Robert Mugabe has ruled Zimbabwe since 1980. His government has held power throughout a number of elections since. These elections have been marred by multiple claims of vote-rigging, intimidation and fraud. There have been widespread reports of human rights violations in the country. Gatherings of groups opposed to the government have been subject to brutal attacks by the police. Members of the press have been denied freedom of the press and freedom of speech has been suppressed.

Economic Decline

Zimbabwe was an important agricultural and mineral producer. The economy experienced growth rates of 4-5% through the 1980's and 1990's. Since then, government mismanagement and corruption has contributed to a decline of over 30%. As a consequence of the controversial land redistribution of 2000, the country has become a net importer of crops that it previously exported. Inflation rose from about 30% to over 11,000,000,000 percent in 2008, becoming the second worst instance of hyperinflation in history. In an effort to stem inflation, the Zimbabwean dollar was suspended in 2009 in favor of other world currencies such as the US dollar, British Pound and South African Rand.


The population has been racked with severe outbreaks of AIDS and cholera. The medical establishmenthas essentially collapsed under the pressure of service delivery in a hyperinflation economy. Three of the four major hospitals have been closed due to the inability to obtain basic medicines and supplies to operate. As a response, 25% of the population has fled the country for South Africa and Zambia. There is also a large population of internally displaced people numbering perhaps one million.

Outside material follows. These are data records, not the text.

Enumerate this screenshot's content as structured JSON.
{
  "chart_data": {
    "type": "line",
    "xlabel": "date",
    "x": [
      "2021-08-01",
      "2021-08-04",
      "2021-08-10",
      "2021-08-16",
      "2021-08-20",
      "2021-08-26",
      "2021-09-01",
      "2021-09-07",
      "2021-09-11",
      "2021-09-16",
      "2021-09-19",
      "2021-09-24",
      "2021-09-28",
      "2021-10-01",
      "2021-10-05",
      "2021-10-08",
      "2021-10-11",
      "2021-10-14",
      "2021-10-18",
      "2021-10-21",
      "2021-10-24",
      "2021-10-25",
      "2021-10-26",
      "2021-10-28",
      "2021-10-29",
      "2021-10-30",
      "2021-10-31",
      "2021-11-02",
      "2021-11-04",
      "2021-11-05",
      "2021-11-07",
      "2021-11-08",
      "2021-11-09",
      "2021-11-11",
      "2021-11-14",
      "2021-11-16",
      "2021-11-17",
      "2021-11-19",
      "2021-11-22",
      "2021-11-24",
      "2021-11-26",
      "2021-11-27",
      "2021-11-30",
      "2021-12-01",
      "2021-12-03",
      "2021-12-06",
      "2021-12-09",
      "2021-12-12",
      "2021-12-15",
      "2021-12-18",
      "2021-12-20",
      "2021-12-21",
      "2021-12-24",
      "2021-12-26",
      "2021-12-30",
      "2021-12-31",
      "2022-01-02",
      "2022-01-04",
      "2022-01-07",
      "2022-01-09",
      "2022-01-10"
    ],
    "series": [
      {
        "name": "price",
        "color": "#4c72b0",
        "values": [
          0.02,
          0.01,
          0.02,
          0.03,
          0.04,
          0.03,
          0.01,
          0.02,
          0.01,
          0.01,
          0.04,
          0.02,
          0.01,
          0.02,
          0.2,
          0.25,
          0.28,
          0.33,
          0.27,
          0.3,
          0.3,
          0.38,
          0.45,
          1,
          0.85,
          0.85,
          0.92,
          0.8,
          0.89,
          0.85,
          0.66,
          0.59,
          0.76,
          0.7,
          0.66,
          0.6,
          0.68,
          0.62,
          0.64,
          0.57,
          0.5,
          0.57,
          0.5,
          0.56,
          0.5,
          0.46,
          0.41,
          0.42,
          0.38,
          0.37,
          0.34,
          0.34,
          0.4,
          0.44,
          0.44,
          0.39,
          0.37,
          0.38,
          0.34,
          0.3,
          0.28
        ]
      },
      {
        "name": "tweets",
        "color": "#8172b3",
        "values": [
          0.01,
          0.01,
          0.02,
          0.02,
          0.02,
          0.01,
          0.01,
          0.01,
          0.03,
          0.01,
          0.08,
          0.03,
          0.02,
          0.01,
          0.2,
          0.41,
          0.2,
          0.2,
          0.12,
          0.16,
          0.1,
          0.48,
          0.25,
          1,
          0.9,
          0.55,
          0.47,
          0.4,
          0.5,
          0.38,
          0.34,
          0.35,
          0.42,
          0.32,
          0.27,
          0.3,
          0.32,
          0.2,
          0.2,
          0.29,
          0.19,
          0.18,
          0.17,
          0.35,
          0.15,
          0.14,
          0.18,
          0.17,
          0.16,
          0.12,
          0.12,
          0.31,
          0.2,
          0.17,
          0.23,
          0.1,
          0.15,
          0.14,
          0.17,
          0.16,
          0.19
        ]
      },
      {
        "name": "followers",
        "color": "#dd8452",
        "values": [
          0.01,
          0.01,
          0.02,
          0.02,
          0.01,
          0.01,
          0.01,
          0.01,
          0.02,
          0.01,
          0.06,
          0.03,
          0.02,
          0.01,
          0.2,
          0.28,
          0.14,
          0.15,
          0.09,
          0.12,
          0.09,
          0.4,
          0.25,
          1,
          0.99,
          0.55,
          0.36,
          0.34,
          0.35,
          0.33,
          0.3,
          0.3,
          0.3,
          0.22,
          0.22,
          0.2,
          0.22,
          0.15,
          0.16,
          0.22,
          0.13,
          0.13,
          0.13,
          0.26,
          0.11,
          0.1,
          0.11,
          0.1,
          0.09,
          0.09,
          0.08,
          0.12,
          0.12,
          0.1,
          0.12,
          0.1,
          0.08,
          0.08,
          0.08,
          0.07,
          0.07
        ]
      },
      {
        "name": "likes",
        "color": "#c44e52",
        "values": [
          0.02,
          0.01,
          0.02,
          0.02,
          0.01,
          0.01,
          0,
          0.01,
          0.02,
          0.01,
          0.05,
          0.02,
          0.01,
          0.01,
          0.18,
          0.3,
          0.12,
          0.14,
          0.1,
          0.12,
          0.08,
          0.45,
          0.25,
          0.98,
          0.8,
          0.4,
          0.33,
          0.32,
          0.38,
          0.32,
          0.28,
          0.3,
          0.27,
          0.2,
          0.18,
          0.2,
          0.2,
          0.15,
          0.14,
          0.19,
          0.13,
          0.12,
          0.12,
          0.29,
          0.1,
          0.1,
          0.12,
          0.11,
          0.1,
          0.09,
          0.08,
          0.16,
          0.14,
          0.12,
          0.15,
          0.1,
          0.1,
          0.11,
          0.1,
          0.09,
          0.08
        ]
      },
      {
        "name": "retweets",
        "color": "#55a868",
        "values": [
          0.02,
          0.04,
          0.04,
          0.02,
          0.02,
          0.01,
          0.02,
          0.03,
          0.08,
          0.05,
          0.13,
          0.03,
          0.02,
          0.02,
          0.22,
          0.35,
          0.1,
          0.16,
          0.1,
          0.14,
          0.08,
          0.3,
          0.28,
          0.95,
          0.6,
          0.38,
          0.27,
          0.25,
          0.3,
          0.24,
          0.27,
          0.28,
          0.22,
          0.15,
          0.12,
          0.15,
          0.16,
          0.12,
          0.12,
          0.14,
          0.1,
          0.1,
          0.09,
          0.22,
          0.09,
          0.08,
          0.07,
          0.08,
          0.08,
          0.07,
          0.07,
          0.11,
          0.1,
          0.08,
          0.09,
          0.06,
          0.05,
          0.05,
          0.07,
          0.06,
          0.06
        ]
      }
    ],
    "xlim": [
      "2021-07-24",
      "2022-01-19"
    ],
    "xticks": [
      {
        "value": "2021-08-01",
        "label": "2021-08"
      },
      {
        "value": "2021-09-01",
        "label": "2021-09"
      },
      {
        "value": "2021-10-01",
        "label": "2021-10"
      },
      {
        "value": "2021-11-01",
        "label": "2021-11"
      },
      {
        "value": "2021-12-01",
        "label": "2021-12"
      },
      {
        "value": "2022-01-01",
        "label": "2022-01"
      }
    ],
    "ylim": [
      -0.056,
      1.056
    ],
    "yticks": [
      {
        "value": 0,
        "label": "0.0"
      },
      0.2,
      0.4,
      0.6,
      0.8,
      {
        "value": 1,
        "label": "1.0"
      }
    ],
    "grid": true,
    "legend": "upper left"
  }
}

Zimbabwe was a fertile productive agricultural producer for most of the 20th century. In 2000, many farms owned by white descendants of European settlers were taken by the government and redistributed. Despite a national referendum opposing the move, over 110,000 square kilometers of land was seized. Since then, the production of these lands, and the whole country, has plunged. The breadbasket of Africa has been reduced to a malnourished country that must import many of the agricultural products that it previously grew in abundance. Much of the infrastructure previously used in agriculture has been destroyed either through vandalism, neglect or theft. A return to productivity for the seized farms is difficult to imagine.


Tourism has essentially stopped in Zimbabwe. A 75% decline from 1990 tourism levels has resulted in the loss of thousands of jobs. Several airlines have discontinued service to the country. There are many major attractions such as Victoria Falls and national parks shared with Zambia. Most visitors now come from Zambia which is benefiting from the tourist trade.

The Future

Zimbabwe is beset with economic, health and stability problems. The government of Robert Mugabe rules as a totalitarian state. Mugabe proudly patterns himself after Adolph Hitler. Unemployment is approaching 95% of the population and an exodus of people to neighboring countries is currently underway. There is a sense that no progress will occur in Zimbabwe while Robert Mugabe rules. Life expectancy has declined to the lowest level in the world. A spectacular country has been nearly laid waste. There is currently little hope for the country without serious interventions by the other nations of the world.